Fun fact: “Folate” is the correct term when referring to the vitamin found naturally in foods such as leafy greens and beans; “folic acid” is the synthetic form found in supplements and enriched and fortified foods such as juices and enriched grain products. The important point is that all of these names refer to the same beneficial B vitamin.

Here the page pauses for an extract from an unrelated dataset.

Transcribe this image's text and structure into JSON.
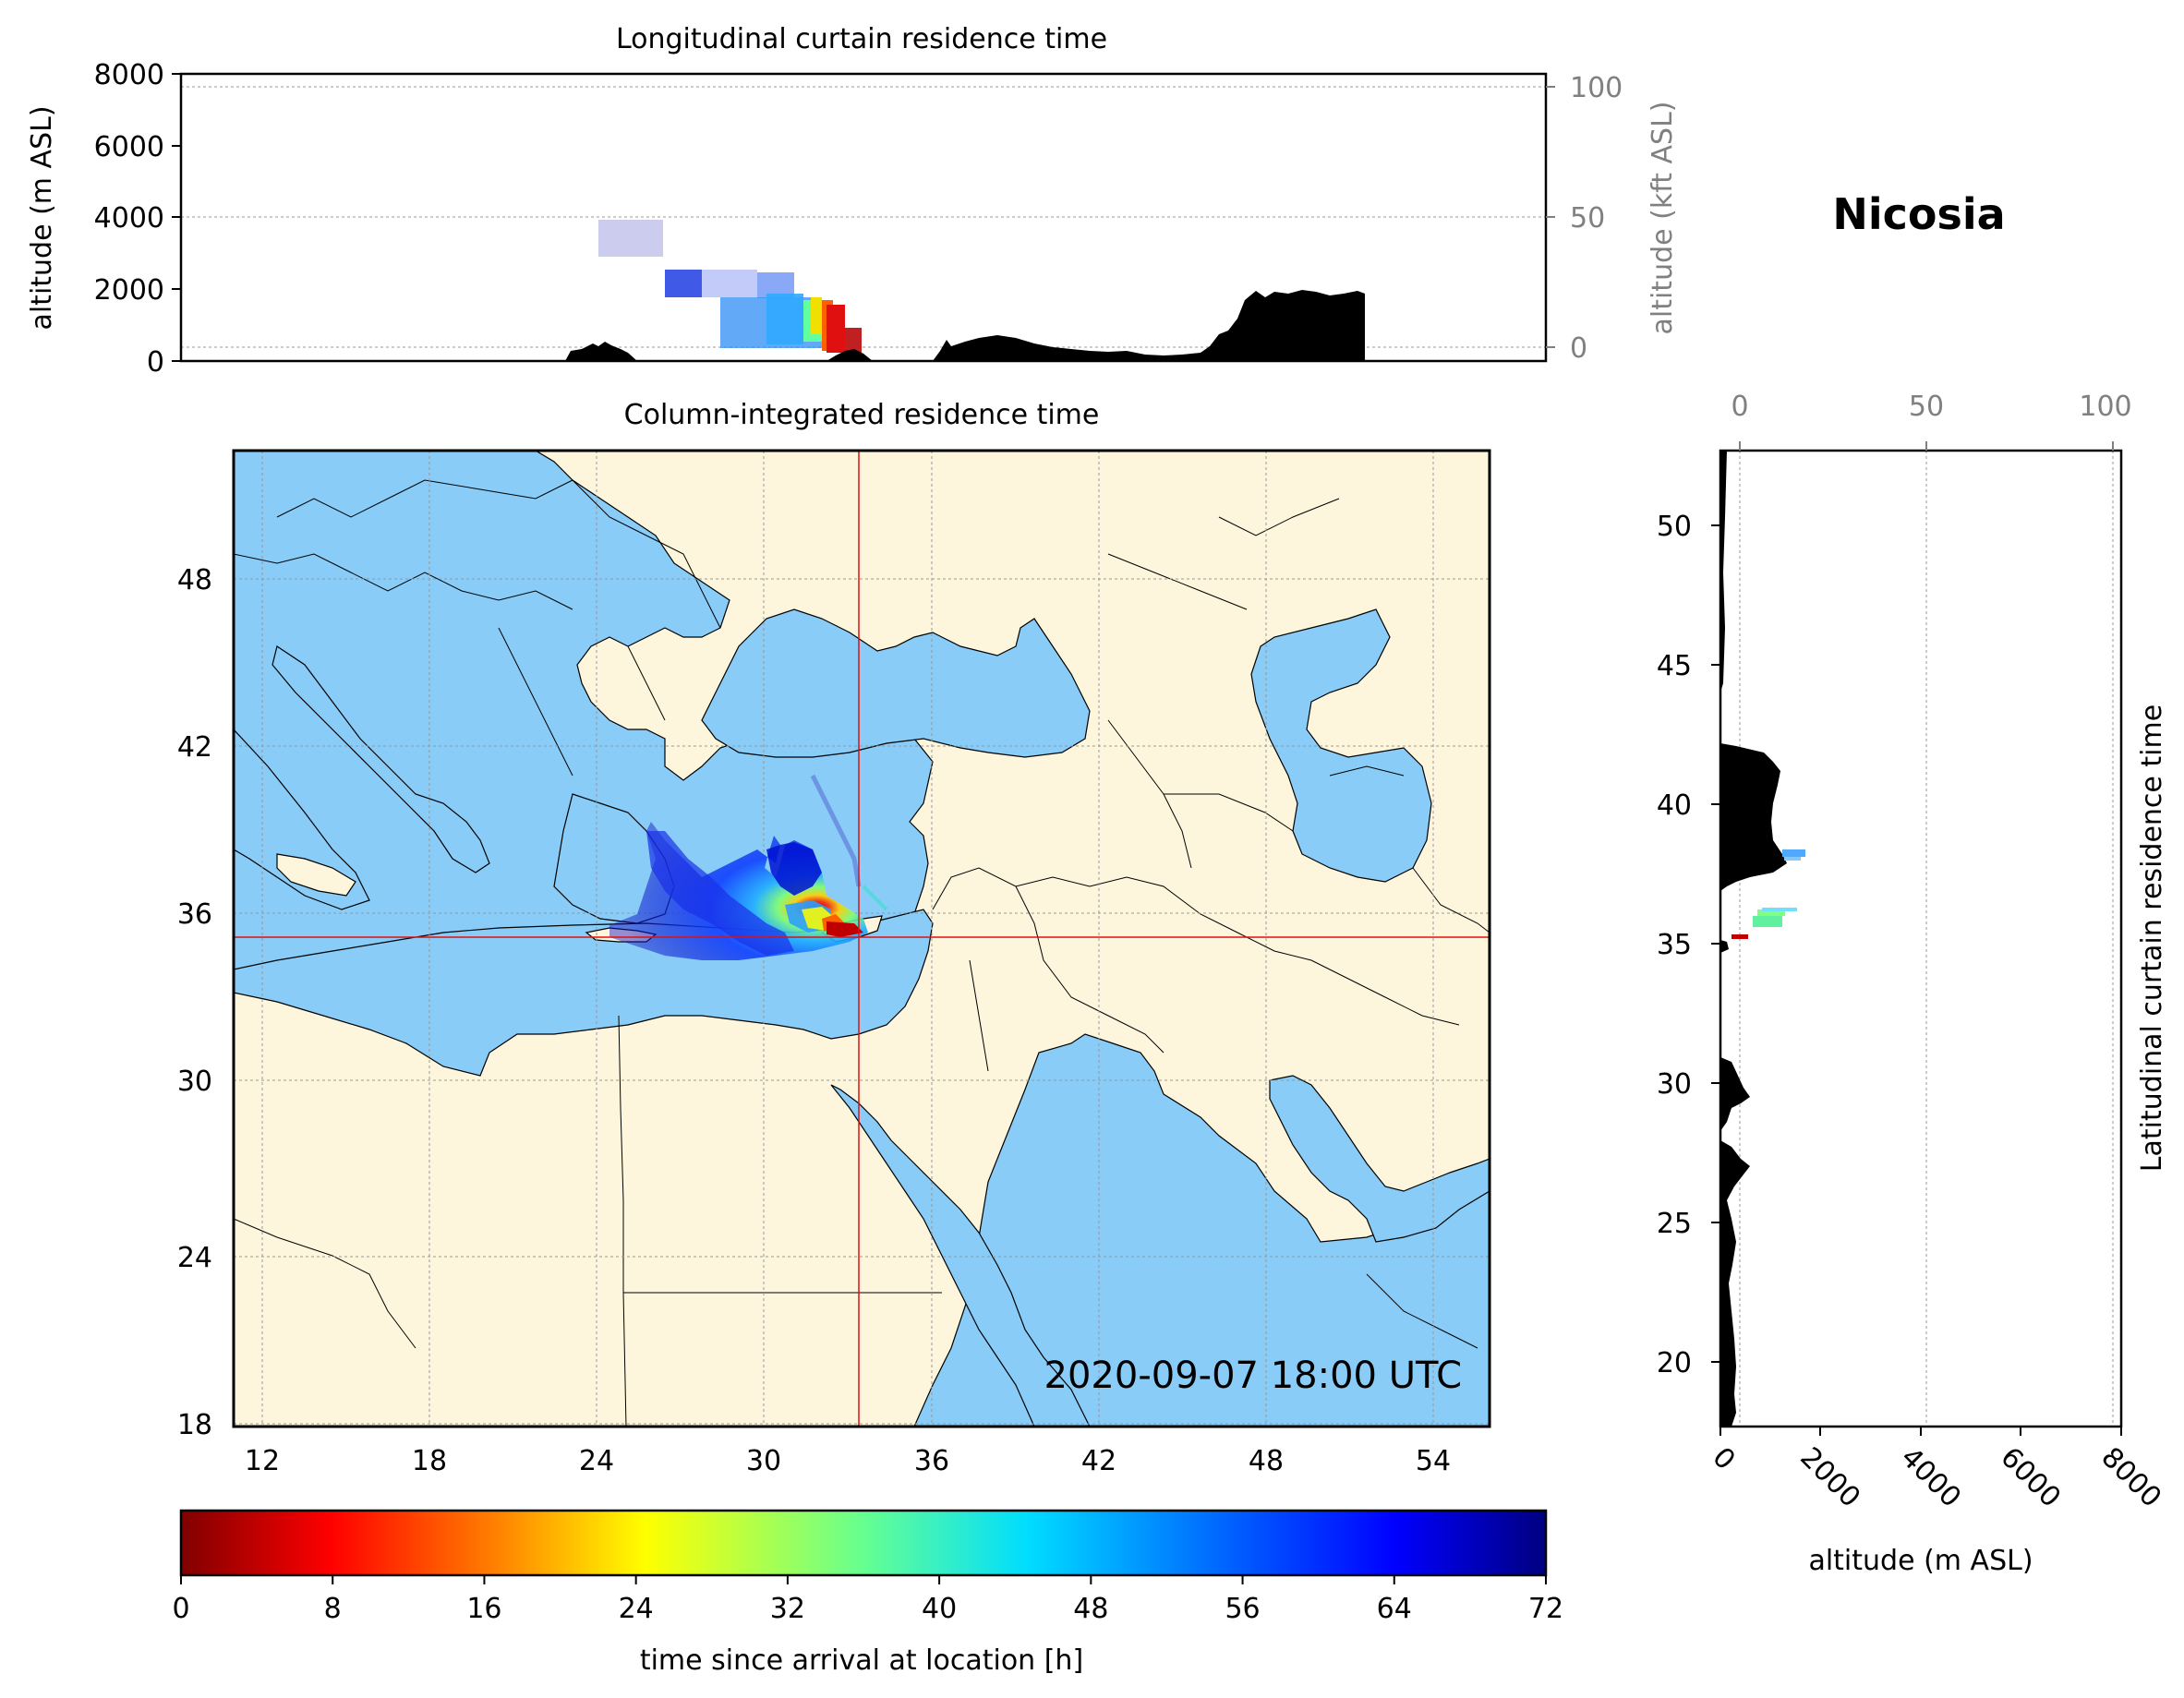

Lastly, let’s talk about 25-hydroxyvitamin D [25(OH)D], calcidiol, ergocalciferol, dihydroxyvitamin D [1,25(OH)2D], calcitriol and cholecalciferol. These are all vitamin D. Vitamin D is critical for the absorption and use of calcium, and it has been shown to be key for immune, bone and brain health. Studies suggest that the majority of Americans are deficient in vitamin D. While sunlight is one source of vitamin D, there are other dietary sources, including milk with added vitamin D, oily fish (such as salmon, sardines and tuna), mushrooms, some fortified cereals and dietary supplements.
Even though some essential micronutrients have scary-sounding names that may be difficult to pronounce, it does not mean we should fear them or omit them from our food. Rather, these ingredients should be hailed for their contributions to our health. Before you write off a food ingredient you don’t recognize or think is scary, do some research to know the difference!